Budapest 2023: Lyles misses Bolt's record but bank 200m title, Jackson beats Richardson.

Budapest 2023: Lyles misses Bolt's record but bank 200m title, Jackson beats Richardson.

Budapest 2023: Lyles misses Bolt record but bank 200m title, Jackson beats Richardson

As Noah Lyles went off to race the world championships 200m final, his coach, Lance Brauman, had some parting words.

“Next time I see you, you’re going to be a three-time 200m world champion,” Brauman said.

Lyles smiled.

He proved Brauman right later Friday night. Lyles pulled away coming off the curve, clocked 19.52 seconds,

and won by 23 hundredths over 19-year-old American Erriyon Knighton. Botswana’s Letsile Tebogo, also 20, followed his 100m silver with 200m bronze.

Lyles, 26, went into the world believing he could break Usain Bolt’s world record of 19.19. A year ago, he won the 200m in 19.31, breaking Michael Johnson’s American record and becoming the third-fastest man in history.

“Of course, I wanted to be faster. I at least wanted to break the American record again,” Lyles said. “I still believe I have the ability to. It’s just after my sixth race and still running 19.5, I can’t be sad about that.”

 

Lyles put things in perspective. This was his first time running both the 100m and 200m at a global championship, making it six races in seven days.

Lyles also flashed back to the Olympics — where he went in as the favorite and ran 19.74 for bronze.

“After what happened in Tokyo, I said that I don’t believe in deserving to win anymore,” he told NBC.

 “You take the win. Today I had to take that win again. Just because I won it two years in a row does not mean that it belongs to me.”

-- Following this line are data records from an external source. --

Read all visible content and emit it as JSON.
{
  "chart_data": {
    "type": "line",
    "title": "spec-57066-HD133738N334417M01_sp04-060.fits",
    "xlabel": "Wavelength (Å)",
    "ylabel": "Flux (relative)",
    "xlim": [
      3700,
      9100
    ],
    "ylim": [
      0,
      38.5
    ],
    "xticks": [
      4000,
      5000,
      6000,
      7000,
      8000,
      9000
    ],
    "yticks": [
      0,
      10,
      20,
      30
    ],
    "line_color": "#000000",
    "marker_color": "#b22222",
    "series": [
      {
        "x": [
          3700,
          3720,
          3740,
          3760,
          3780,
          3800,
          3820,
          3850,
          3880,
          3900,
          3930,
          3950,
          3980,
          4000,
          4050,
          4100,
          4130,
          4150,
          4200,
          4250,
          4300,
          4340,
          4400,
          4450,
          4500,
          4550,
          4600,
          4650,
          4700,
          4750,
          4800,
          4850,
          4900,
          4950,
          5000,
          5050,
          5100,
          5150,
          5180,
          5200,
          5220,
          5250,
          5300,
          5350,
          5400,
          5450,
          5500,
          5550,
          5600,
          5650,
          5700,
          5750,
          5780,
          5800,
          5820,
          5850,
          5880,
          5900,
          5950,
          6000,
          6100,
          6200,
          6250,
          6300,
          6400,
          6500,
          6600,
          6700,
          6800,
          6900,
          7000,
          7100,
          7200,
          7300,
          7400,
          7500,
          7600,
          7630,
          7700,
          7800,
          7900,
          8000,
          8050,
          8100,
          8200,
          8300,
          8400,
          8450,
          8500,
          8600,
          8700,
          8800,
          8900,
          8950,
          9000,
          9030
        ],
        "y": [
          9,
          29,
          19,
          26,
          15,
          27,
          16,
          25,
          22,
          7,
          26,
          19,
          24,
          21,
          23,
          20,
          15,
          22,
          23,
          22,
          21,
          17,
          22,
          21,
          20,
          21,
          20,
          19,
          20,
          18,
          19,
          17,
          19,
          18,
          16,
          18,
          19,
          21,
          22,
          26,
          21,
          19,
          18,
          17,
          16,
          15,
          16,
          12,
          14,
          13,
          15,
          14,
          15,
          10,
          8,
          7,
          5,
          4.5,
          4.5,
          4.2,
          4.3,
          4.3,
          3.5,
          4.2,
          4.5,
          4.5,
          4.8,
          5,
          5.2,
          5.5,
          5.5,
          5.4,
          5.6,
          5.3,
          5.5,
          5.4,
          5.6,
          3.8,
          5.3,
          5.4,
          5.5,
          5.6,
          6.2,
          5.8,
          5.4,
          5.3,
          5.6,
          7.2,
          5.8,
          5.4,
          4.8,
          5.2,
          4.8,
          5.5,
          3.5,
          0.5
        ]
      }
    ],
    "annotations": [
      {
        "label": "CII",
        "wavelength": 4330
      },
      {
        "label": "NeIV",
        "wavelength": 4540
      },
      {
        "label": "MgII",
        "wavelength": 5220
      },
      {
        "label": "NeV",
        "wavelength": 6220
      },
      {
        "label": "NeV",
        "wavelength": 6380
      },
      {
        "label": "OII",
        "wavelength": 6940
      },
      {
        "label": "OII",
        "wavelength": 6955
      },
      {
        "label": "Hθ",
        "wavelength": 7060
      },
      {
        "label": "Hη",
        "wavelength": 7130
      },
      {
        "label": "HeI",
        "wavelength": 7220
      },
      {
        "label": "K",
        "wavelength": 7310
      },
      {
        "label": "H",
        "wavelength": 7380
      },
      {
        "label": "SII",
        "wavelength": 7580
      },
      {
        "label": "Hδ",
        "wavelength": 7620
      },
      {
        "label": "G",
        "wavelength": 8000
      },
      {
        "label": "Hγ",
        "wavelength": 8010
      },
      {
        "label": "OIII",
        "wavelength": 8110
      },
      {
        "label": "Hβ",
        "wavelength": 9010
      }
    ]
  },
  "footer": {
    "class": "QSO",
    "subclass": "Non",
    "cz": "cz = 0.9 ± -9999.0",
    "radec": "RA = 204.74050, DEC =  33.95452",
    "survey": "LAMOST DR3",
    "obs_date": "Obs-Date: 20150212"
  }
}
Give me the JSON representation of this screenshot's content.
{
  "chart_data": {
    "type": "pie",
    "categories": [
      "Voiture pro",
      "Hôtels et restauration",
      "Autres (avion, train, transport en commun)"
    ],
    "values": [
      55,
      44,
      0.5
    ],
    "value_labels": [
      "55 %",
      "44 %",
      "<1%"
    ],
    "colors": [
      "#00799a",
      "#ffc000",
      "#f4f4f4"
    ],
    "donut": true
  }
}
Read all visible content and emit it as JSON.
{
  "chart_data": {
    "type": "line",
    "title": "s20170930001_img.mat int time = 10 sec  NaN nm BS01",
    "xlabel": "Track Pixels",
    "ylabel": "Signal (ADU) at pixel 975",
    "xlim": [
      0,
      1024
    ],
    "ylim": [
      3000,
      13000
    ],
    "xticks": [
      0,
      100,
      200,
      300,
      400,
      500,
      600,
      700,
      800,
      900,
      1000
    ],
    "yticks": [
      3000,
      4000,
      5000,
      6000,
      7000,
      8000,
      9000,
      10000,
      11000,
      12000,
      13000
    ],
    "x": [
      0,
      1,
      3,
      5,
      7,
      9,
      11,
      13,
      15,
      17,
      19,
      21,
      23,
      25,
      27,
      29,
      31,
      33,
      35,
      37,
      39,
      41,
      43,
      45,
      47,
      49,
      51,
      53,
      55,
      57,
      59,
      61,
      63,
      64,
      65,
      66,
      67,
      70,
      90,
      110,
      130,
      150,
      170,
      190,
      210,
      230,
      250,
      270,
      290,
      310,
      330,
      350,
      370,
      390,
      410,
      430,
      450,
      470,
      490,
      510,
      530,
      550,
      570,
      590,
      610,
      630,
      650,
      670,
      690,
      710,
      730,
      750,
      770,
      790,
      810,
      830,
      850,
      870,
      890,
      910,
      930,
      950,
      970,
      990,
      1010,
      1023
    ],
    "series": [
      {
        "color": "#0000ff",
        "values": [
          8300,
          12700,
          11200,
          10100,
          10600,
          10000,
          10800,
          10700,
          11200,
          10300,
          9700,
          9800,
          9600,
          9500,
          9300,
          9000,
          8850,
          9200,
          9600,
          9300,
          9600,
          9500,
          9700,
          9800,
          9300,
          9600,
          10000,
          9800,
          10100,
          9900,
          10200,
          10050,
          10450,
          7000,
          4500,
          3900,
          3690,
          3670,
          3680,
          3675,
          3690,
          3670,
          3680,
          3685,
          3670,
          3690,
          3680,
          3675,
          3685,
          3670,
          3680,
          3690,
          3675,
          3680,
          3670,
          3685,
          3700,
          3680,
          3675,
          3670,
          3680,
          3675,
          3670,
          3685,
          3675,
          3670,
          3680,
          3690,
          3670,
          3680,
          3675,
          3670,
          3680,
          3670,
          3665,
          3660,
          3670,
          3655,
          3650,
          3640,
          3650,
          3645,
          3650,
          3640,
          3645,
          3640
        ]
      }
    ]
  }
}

Lyles also brought up his first world championships in 2019, when he prevailed in 19.83.

“I couldn’t watch that race for months because I felt so disappointed in myself [for the time],” he said. “But after years, I look back at that race, and I’d be like, wow, I actually did that. I did it young, and I was going up against great fields. It was a hard world championship back then.”

Lyles became the first man to win the sprint double in the world since Bolt in 2015. On Saturday, he is expected to be on the U.S. men’s 4x100m relay, bidding to match Bolt’s triple gold feat from those 2015 Worlds (and 2013 and 2009).

Eventually, he and Brauman will return to Clermont, Florida. They will reflect on the season, particularly how well his training cycles prepared him for the sprint double, which he hopes to repeat in Paris.

“We hit it right at the right time,” said Brauman, who previously coached 100m-200m stars Veronica Campbell-Brown, Tyson Gay, and Tori Bowie. “We’ll look at the program, see if there’s anything you want to tweak, but as of right now, I mean, that plan came together nicely.”

Also Friday, Jamaican Shericka Jackson repeated as women’s 200m champion, this time in 21.41 seconds, the second-fastest in history. Jackson, 29, was primarily a 400m sprinter until 2021.

Only Florence Griffith-Joyner’s world record of 21.34 from 1988 is faster (with 1.2 meters/second more tailwind than Jackson had). Jackson won last year’s title in 21.45, which was at the time No. 2 in history.

Jackson later said that 1) she was feeling “kind of under the weather” for Friday’s final and 2) she wrote two times on her bib beforehand: 21.40 and a faster time that she declined to disclose in a press conference. However, a World Athletics-provided quote attributed to Jackson said that it was “21.2 something.”

“Once I execute a good race, I definitely will get there,” to the world record, Jackson said.

Americans Gabby Thomas and Sha’Carri Richardson took silver (21.81) and bronze (21.92).

Thomas, the Olympic bronze medalist, had watched last year’s world 200m final inside Hayward Field. She missed the team in the event due to a grade-two hamstring tear 12 days before the USA Track and Field Outdoor Championships.

Richardson, this week’s 100m gold medalist, became the first American woman to win 100m and 200m medals at the same worlds since Carmelita Jeter in 2011. Richardson ran the fastest times of her life in both finals.